My journey back to myself began with analyzing that false envy. I realized I wanted the exact opposite of what I was envying. I don’t want to be tied to one place, one group of people, or one routine.

My North Star: Freedom

Life can be so full, interesting, and brilliant. There are so many things I can do and see. Moving forward, my compass is completely aligned with one ultimate North Star: Freedom.

This means living only how I want to live, doing only what I want to do, strictly on my own conditions. To protect this freedom, I am building my life around three core pillars:

1. Freedom to Create (The Scanner’s Mind)

I am a scanner, a multipotentialite. I refuse to shrink myself to fit into a single professional box. I will write code to solve deep technical SEO issues, I will cut dimensional paper collages, I will write books, and I will build platforms. My diverse interests are my superpower.

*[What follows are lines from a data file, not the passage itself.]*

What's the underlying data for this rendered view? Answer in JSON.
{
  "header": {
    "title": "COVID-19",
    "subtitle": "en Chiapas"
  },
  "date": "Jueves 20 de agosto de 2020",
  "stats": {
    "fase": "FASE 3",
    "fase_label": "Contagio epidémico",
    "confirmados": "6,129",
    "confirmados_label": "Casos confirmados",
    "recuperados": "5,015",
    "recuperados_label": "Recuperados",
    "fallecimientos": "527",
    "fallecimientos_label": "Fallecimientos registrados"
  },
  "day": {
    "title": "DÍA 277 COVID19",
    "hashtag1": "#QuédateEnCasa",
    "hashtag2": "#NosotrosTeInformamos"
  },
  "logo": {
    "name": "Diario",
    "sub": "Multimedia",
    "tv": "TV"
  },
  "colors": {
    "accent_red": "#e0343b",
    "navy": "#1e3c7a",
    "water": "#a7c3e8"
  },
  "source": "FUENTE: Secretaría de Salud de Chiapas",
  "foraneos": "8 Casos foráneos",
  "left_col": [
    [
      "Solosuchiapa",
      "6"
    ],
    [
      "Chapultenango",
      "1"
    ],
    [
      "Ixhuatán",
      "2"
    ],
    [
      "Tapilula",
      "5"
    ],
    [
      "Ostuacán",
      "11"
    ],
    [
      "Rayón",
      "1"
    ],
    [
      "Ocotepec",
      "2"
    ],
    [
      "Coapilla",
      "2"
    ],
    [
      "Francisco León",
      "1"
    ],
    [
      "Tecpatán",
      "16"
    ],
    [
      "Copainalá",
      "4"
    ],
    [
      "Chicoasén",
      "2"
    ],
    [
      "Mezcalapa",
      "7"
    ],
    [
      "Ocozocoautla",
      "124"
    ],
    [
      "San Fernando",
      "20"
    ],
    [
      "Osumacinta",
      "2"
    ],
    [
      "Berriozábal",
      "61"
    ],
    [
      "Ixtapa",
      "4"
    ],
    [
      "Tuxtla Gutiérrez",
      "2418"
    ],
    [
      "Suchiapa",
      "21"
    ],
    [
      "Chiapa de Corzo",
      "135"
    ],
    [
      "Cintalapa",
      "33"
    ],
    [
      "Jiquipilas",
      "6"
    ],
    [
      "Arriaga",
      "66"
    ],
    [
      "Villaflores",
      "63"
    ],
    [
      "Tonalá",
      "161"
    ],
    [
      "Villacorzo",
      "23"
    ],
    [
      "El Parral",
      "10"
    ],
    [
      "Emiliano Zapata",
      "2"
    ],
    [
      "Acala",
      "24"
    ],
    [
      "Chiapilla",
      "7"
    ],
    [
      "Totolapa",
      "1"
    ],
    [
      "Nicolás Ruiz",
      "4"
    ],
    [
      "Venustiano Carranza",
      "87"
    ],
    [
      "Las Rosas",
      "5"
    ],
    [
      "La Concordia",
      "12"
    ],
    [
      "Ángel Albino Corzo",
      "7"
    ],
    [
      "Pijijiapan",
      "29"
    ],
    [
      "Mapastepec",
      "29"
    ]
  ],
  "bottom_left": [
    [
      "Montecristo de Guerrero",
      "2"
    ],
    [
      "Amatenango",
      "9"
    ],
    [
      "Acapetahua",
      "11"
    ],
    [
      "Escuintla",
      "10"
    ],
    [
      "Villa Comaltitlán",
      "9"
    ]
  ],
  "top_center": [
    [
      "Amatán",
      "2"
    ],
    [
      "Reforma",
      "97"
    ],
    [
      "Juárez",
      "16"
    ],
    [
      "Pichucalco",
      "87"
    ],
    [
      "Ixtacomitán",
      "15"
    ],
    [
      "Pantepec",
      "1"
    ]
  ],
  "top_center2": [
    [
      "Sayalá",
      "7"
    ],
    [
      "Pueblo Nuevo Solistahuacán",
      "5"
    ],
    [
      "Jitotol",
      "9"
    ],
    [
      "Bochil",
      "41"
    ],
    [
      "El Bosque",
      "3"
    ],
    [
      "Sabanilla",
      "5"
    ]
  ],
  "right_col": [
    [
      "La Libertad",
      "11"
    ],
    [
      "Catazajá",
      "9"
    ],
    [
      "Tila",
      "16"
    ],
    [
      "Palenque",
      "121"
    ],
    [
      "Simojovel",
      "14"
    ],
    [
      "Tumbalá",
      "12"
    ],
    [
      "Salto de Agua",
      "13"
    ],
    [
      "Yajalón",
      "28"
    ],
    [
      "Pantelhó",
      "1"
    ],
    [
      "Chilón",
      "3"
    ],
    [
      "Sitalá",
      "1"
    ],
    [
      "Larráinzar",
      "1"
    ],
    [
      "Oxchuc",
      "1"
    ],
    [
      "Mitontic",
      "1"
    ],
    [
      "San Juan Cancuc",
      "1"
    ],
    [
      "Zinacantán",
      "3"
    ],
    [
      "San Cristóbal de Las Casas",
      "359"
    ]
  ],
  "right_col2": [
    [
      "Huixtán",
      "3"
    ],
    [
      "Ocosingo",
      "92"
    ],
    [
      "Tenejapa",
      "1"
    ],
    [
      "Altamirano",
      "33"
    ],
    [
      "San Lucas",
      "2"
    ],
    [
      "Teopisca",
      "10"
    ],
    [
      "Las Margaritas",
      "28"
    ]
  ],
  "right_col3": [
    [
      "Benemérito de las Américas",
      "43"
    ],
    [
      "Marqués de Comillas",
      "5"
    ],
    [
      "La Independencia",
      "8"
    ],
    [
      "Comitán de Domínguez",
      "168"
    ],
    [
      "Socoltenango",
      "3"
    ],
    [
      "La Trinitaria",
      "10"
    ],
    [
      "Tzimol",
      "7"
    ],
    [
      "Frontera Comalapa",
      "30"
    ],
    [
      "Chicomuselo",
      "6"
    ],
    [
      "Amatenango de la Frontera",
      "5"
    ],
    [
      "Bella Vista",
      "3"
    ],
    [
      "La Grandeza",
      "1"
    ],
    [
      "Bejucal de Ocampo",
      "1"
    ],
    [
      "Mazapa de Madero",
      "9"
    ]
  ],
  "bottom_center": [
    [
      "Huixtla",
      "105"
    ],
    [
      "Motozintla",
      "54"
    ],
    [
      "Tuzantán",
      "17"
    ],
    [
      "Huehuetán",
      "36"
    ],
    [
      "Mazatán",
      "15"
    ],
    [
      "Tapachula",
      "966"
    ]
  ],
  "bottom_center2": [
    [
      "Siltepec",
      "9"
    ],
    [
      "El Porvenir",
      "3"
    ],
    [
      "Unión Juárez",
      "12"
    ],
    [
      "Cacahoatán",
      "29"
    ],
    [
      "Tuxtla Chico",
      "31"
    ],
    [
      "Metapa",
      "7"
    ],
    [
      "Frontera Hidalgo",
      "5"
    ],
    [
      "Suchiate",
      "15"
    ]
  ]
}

2. Freedom of Time (Leveraged Income)

I am absolutely done trading my hours for dollars. I am shifting away from active work as an employee. Instead, I am building an engine of leveraged income, creating micro-SaaS tools, digital products, and automated systems. I am using my 20 years of engineering experience to decouple my revenue from my time, so my schedule belongs entirely to me.

3. Freedom of Connection

I am stepping into the light to find my tribe. I am building a community of fellow rulebreakers, creators, and scanners who understand that life is a massive, beautiful experiment.

I want to create things. I want to find my tribe. And I want to wake up every single day and do exactly what I want.